The guardrail caught it. Or rather, the guardrail primed me to catch it. Because the CLAUDE.md says “assume every validation check has a regulatory reason,” I was specifically scanning the diff for weakened validations. Without that rule, I might have approved the removal as a sensible cleanup. The rule is not a cage for the agent. It is a checklist for me.
That is the honest truth about guardrails in AI-assisted development right now. They are not enforceable in the way that a type system is enforceable. They are conventions that increase the probability that a human catches a mistake before it ships. The layered permission model (CLAUDE.md rules for domain constraints, settings.json for operational permissions) shifts the default from “the agent can do anything unless something stops it” to “the agent can do a defined set of things and must ask about everything else.” That inversion of defaults is the most important architectural decision in my entire setup.
What I Am Not Doing
I want to be honest about where I draw the line, because overselling this setup would undermine everything I have written.
I do not use AI for architectural decisions. The agent can implement a design. It does not choose the design. Decisions about service boundaries, data models, integration patterns, and domain abstractions happen in conversations with other engineers, informed by regulatory requirements the agent does not understand. Claude Desktop is useful for thinking through options in these conversations.

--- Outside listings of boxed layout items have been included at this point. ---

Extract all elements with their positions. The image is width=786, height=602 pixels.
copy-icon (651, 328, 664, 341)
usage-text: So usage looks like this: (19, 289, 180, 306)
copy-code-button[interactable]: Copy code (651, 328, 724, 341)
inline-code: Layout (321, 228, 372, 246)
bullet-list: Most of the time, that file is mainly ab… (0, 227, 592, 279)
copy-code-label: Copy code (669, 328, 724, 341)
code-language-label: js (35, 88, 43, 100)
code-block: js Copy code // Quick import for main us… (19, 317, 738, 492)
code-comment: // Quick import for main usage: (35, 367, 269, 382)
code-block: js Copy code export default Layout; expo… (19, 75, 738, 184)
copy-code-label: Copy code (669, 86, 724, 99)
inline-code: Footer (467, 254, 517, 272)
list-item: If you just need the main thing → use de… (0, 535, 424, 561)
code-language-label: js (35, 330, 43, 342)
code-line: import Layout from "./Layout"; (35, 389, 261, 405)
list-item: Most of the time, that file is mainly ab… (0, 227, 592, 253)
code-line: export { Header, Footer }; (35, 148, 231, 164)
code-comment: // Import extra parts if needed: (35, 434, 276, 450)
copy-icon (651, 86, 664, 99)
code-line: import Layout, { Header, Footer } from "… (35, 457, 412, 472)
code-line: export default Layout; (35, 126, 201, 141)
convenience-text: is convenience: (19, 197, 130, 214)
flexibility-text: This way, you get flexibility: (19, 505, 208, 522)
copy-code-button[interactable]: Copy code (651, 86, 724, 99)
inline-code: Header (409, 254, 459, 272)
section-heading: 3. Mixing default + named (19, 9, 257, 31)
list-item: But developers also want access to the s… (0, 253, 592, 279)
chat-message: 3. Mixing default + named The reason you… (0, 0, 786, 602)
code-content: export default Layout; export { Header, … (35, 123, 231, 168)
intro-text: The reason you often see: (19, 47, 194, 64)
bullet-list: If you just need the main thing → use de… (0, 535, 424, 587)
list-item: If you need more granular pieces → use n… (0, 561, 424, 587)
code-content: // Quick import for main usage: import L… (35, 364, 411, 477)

But the decision is human.
I do not use AI for production incident response. When something breaks, the priority is speed and containment. I do not have time to frame the problem for an agent. I need to read logs, check metrics, and draw on the institutional knowledge in my head about how the system behaves under failure conditions. That knowledge is not in any CLAUDE.md file. It might never be.
I do not use AI to make review judgements. The agent prepares briefings for review (I delegate investigation to subagents that read the changes, summarise the intent, and flag modified validation rules or API contracts). But the judgement call, whether a change is architecturally sound, whether it respects the compliance constraints, whether it introduces subtle interaction effects, is mine.
These are not temporary limitations I expect to outgrow as the models improve. These are categories of work where human judgement is the product. Delegating them would not save time. It would create risk.
The Philosophy, If You Want One
Here is the shortest version of what I believe about AI-assisted engineering in 2026, distilled from a year of using these tools on software that carries regulatory consequences:
The agent is fast. You are right. Use the speed for the things where speed helps: implementation, refactoring, test generation, boilerplate. Do not use it for the things where speed is irrelevant or actively dangerous: architecture, incident response, compliance reasoning, the decision about whether the thing should be built at all.
The agent is confident. It will always produce output. It will never tell you it does not know enough to do the task safely. That confidence is the feature and the risk. Your job is to build the structure (CLAUDE.md files, permission boundaries, scope control, review discipline) that channels the confidence toward useful work and catches it when it wanders.
The agent is amnesiac. It does not remember the last session. It does not know what happened in production last week. It does not carry the institutional knowledge that makes you a senior engineer. Every session is day one. The CLAUDE.md files are your attempt to compress years of context into a few hundred tokens. They will always be incomplete. Knowing what they miss is as important as knowing what they contain.
None of this is going to be in the marketing material. But it is what the workflow actually looks like when the code matters.